I taught programming
and have seen quite some horror's produced by various "bedroom coders". They do get things to work, but the code is often not an "oil painting". There are certainly those who can teach themselves, but there are those who do benefit from learning a more disciplined approach.
The lack of discipline can be really astounding in some. There was one guy who insisted he wanted to hand code in in C# rather than Java. I told him of course he could hand his assignment in in C#, so long as he did not mind failing the course. He found this unreasonable. I suggested my attitude reflected that of a potential employer or customer, who more often than not have some requirements on programming languages, coding style, comments. If you hand in your work in a different language, you would be in breach of contract, or get fired.
He still thought I was being very unreasonable.
Another story I like is the guy who handed in an iterative solution where the assignment explicitly stated: "implement a recursive method to compute ....." He argued this was more efficient, we said that was true, but that the assignment was to learn recursion.
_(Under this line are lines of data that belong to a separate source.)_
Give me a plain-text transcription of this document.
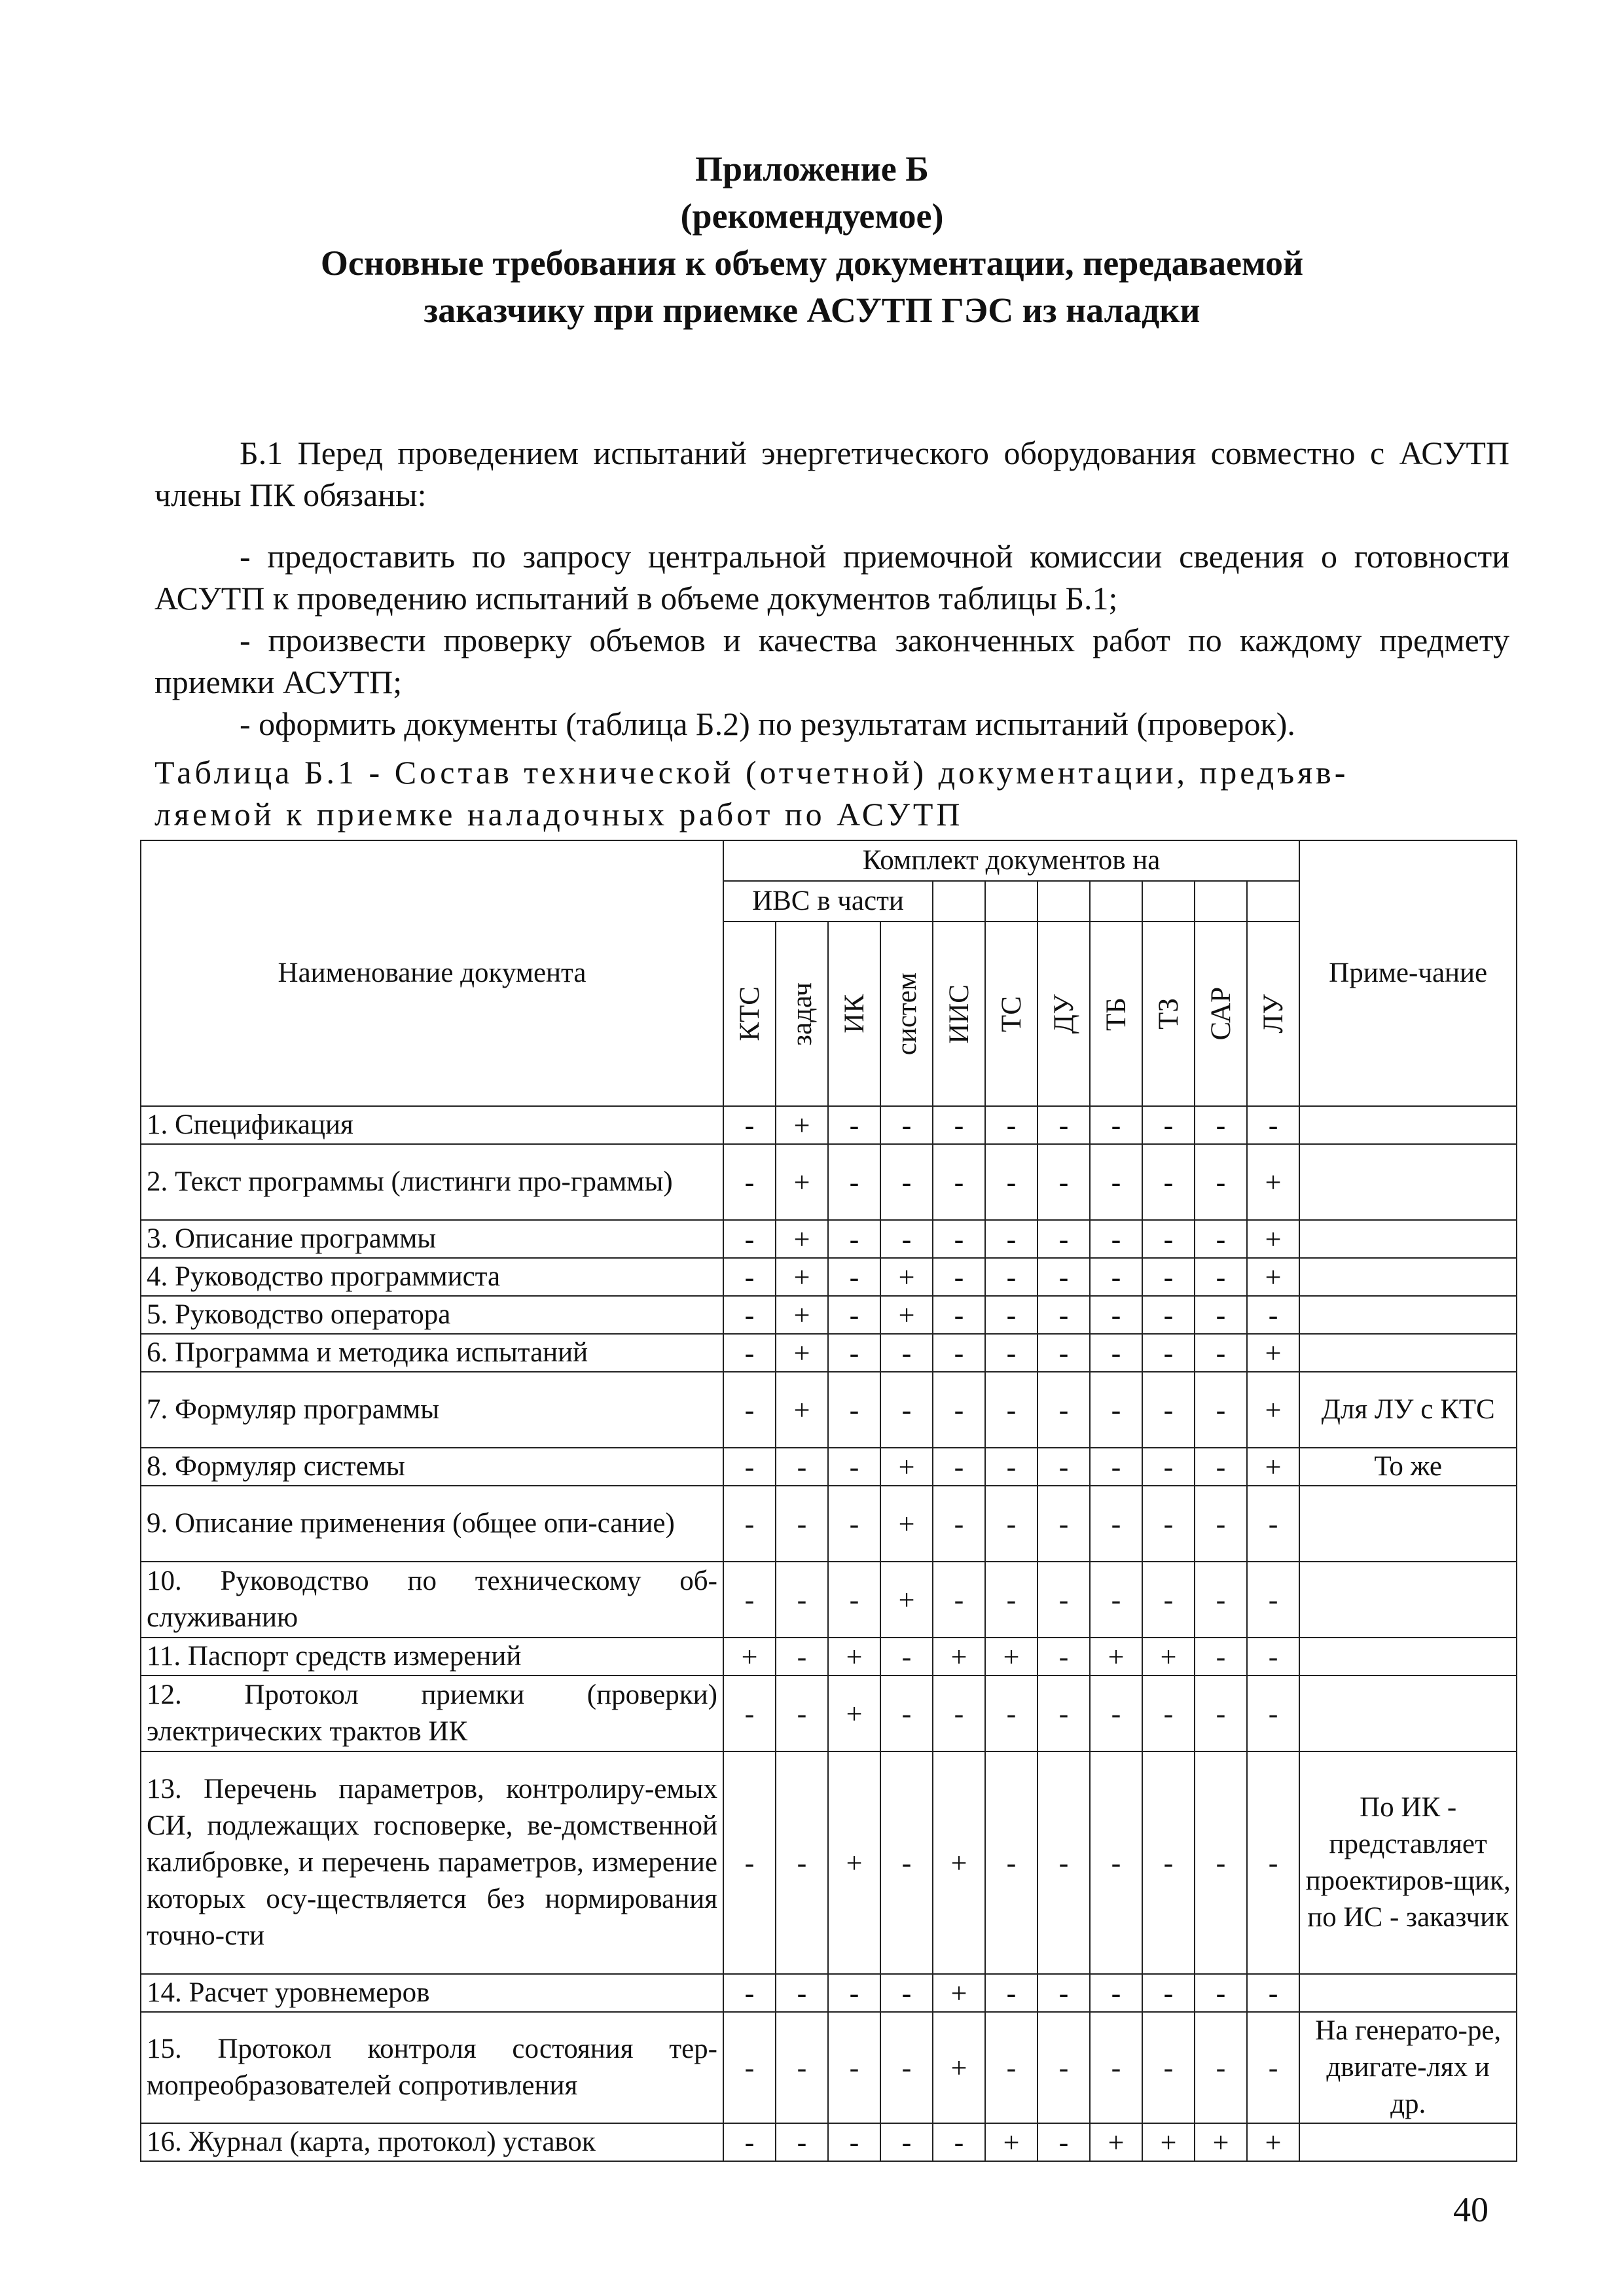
Приложение Б
(рекомендуемое)
Основные требования к объему документации, передаваемой
заказчику при приемке АСУТП ГЭС из наладки

Б.1 Перед проведением испытаний энергетического оборудования совместно с АСУТП члены ПК обязаны:

- предоставить по запросу центральной приемочной комиссии сведения о готовности АСУТП к проведению испытаний в объеме документов таблицы Б.1;

- произвести проверку объемов и качества законченных работ по каждому предмету приемки АСУТП;

- оформить документы (таблица Б.2) по результатам испытаний (проверок).

Таблица Б.1 - Состав технической (отчетной) документации, предъяв-

ляемой к приемке наладочных работ по АСУТП

Наименование документа	Комплект документов на											Приме-чание
	ИВС в части											

	КТС	задач	ИК	систем	ИИС	ТС	ДУ	ТБ	ТЗ	САР	ЛУ	

1. Спецификация	-	+	-	-	-	-	-	-	-	-	-	
2. Текст программы (листинги про-граммы)	-	+	-	-	-	-	-	-	-	-	+	
3. Описание программы	-	+	-	-	-	-	-	-	-	-	+	
4. Руководство программиста	-	+	-	+	-	-	-	-	-	-	+	
5. Руководство оператора	-	+	-	+	-	-	-	-	-	-	-	
6. Программа и методика испытаний	-	+	-	-	-	-	-	-	-	-	+	
7. Формуляр программы	-	+	-	-	-	-	-	-	-	-	+	Для ЛУ с КТС
8. Формуляр системы	-	-	-	+	-	-	-	-	-	-	+	То же
9. Описание применения (общее опи-сание)	-	-	-	+	-	-	-	-	-	-	-	
10. Руководство по техническому об-служиванию	-	-	-	+	-	-	-	-	-	-	-	
11. Паспорт средств измерений	+	-	+	-	+	+	-	+	+	-	-	
12. Протокол приемки (проверки) электрических трактов ИК	-	-	+	-	-	-	-	-	-	-	-	
13. Перечень параметров, контролиру-емых СИ, подлежащих госповерке, ве-домственной калибровке, и перечень параметров, измерение которых осу-ществляется без нормирования точно-сти	-	-	+	-	+	-	-	-	-	-	-	По ИК - представляет проектиров-щик, по ИС - заказчик
14. Расчет уровнемеров	-	-	-	-	+	-	-	-	-	-	-	
15. Протокол контроля состояния тер-мопреобразователей сопротивления	-	-	-	-	+	-	-	-	-	-	-	На генерато-ре, двигате-лях и др.
16. Журнал (карта, протокол) уставок	-	-	-	-	-	+	-	+	+	+	+	
40
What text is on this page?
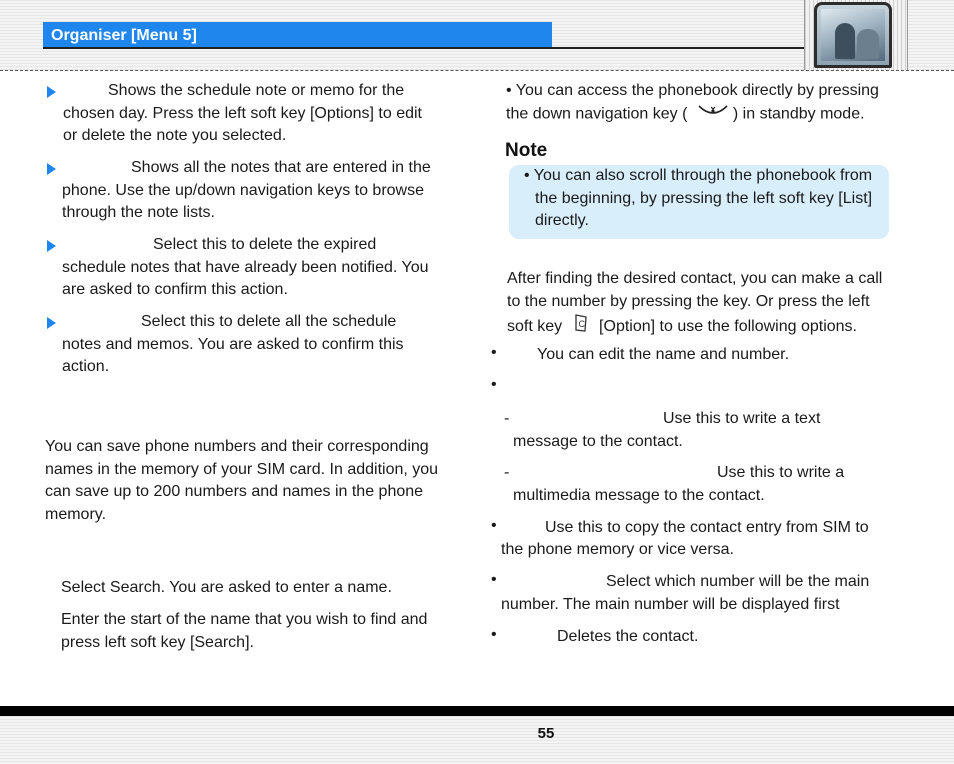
Organiser [Menu 5]
Shows the schedule note or memo for the chosen day. Press the left soft key [Options] to edit or delete the note you selected.
Shows all the notes that are entered in the phone. Use the up/down navigation keys to browse through the note lists.
Select this to delete the expired schedule notes that have already been notified. You are asked to confirm this action.
Select this to delete all the schedule notes and memos. You are asked to confirm this action.
You can save phone numbers and their corresponding names in the memory of your SIM card. In addition, you can save up to 200 numbers and names in the phone memory.
Select Search. You are asked to enter a name.
Enter the start of the name that you wish to find and press left soft key [Search].
• You can access the phonebook directly by pressing the down navigation key (	) in standby mode.
Note
• You can also scroll through the phonebook from the beginning, by pressing the left soft key [List] directly.
After finding the desired contact, you can make a call to the number by pressing the key. Or press the left soft key C [Option] to use the following options.
•	You can edit the name and number.
•
-	Use this to write a text
message to the contact.
-	Use this to write a
multimedia message to the contact.
•	Use this to copy the contact entry from SIM to
the phone memory or vice versa.
•	Select which number will be the main
number. The main number will be displayed first
•	Deletes the contact.
55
He said but my implementation is more efficient, we said that was true, but that the assignment was to learn recursion. He said but my implementation is more efficient, we said that was true, but that the assignment was to learn recursion. ..............................
This went on a while until we terminated this infinite loop (not by kill -9, but more humane methods)
This is not to say the tuition fees aren't outrageous. You can get a much more favourable deal in the Netherlands, and the university I work at (Groningen) is drawing more and more students from the UK. Our MSc courses are English language anyway, and our BSc courses are headed that way as well.